Sumber: Google.com

Oleh : M. Falikh Rifqi*

Profesi Guru

Sempat tenar di tahun 1980-an, “Profesi Guru” merupakan pekerjaan yang mulia di lingkungan masyarakat. Bagi orang yang berprofesi sebagai guru, akan dipanggil dengan sapaan “Pak Guru atau Bu Guru” oleh masyarakat, karena mereka memiliki pengetahuan lebih. Guru juga dituntut untuk mengajarkan pendidikan moral kepada anak-anak, disamping pengetahuan membaca dan berhitung. Seorang guru juga memiliki hak otoriter di sekolah sebagai pengganti orang tua, dengan cara mendidik yang lebih menekankan pendekatan ketimbang pembelajaran. Hal ini terbawa hingga diluar jam sekolah (mengingat sosial masyarakat zaman 1980-an) masih bersifat kekeluargaan.

Sedikit bernostalgia dengan masa pendidikan zaman dahulu, tentu sangat berbeda dengan pendidikan di masa kini. Mulai dari orientasi, institusi, sampai tenaga pendidik masa kini mempunyai perbedaan yang sangat menonjol di mata orang tua. Zaman sekarang, lebih memberi gambaran bahwa generasi penerus bangsa masih miskin akhlak dan para wali murid cenderung idealis dan individualis.

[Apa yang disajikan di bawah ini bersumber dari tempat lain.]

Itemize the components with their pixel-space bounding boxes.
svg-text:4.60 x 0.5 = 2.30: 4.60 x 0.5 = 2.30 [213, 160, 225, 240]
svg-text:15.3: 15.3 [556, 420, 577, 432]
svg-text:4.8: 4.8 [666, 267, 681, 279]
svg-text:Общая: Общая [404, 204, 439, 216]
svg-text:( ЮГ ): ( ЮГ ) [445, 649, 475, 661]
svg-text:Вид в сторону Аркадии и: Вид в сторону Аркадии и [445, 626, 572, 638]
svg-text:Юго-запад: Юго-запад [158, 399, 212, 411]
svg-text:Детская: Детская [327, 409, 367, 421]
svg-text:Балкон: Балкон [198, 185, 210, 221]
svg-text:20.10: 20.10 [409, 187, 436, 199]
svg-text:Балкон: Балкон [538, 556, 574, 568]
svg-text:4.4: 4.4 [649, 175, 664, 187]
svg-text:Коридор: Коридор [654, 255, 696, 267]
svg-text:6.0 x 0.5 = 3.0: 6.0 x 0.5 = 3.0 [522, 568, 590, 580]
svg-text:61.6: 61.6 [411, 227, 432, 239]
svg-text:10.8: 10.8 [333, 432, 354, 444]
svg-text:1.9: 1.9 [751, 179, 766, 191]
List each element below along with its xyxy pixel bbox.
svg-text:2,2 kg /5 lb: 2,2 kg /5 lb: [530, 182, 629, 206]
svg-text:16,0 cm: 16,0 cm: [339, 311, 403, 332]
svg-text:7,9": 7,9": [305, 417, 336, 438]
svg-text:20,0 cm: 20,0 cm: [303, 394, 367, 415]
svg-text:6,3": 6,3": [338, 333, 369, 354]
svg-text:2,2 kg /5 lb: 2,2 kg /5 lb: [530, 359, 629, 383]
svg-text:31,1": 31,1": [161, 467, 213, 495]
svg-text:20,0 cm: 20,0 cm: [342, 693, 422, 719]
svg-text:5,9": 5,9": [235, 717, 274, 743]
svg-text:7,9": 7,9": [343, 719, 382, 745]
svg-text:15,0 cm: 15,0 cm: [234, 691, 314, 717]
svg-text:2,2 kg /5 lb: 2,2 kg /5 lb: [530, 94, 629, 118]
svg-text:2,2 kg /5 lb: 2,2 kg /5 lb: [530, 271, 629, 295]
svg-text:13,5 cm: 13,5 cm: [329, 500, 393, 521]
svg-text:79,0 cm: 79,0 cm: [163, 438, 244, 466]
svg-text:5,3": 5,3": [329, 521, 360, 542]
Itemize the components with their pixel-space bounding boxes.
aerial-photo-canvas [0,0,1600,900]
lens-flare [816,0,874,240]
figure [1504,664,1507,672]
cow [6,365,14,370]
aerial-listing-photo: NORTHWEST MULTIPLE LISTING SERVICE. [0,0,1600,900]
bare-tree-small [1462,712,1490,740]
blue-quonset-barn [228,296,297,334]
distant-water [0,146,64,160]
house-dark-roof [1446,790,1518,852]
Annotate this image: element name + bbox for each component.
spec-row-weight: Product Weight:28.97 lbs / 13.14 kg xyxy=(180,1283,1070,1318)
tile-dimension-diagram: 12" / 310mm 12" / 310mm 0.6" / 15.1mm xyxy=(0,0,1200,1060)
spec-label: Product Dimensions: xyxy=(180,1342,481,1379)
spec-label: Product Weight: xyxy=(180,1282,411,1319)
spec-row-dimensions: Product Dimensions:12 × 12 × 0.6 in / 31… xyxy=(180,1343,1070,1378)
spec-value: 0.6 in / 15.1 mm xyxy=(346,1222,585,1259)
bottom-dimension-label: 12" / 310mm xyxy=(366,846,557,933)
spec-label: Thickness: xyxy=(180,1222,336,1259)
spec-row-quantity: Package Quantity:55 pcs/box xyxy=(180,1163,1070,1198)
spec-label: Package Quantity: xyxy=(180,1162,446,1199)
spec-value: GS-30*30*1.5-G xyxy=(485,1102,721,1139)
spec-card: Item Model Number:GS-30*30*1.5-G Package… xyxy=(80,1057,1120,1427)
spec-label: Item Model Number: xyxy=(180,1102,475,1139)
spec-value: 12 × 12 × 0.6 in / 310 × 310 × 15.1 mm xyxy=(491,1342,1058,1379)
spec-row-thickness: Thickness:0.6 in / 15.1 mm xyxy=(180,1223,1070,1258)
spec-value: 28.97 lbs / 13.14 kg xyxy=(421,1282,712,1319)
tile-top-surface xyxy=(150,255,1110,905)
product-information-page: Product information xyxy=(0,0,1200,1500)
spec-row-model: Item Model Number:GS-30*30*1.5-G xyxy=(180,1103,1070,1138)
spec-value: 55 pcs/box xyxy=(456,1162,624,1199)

Kasus pelanggaran HAM (Hak Asasi Manusia) yang sepele pun juga kerap terjadi pada guru. Masih ingat dengan ibu Nurmayani Salam yang dipenjara pada tanggal 12 Mei 2016 atas tuduhan penganiayaan terhadap siswa? Padahal Nurmayani hanya mencubit dua orang siswa SMPN Benteng yang kejar-kejaran saat pelaksanaan sholat dhuha. Hal ini menunjukan bahwa kurangnya pengertian sang wali murid terhadap oknum guru yang sudah jelas bermaksud memberikan teguran. Kasus diatas menyebutkan bahwa para pelajar dan wali murid telah termanjakan oleh zaman, ironi yang sungguh disayangkan. Di era millenial bahwa generasi penerus tidak memiliki pendidikan moral dan etika yang memadai.

Majalah TebuirengIklan Tebuireng Online

Dalam kasus lain, seorang guru berinisial KU memukul seorang murid MTs Miftahul Khoirot dengan buku, bahkan menggunakan tangan kosong dan beberapa tendangan hingga korban harus dirawat dirumah sakit pada tanggal 11 Oktober 2015, hal ini disebabkan karna pelaku kesal terhadap ulah siswa tersebut. Dari contoh kedua, dapat dibuktikan bahwa memang ada beberapa oknum guru yang kurang mampu mengatur emosinya terhadap siswa.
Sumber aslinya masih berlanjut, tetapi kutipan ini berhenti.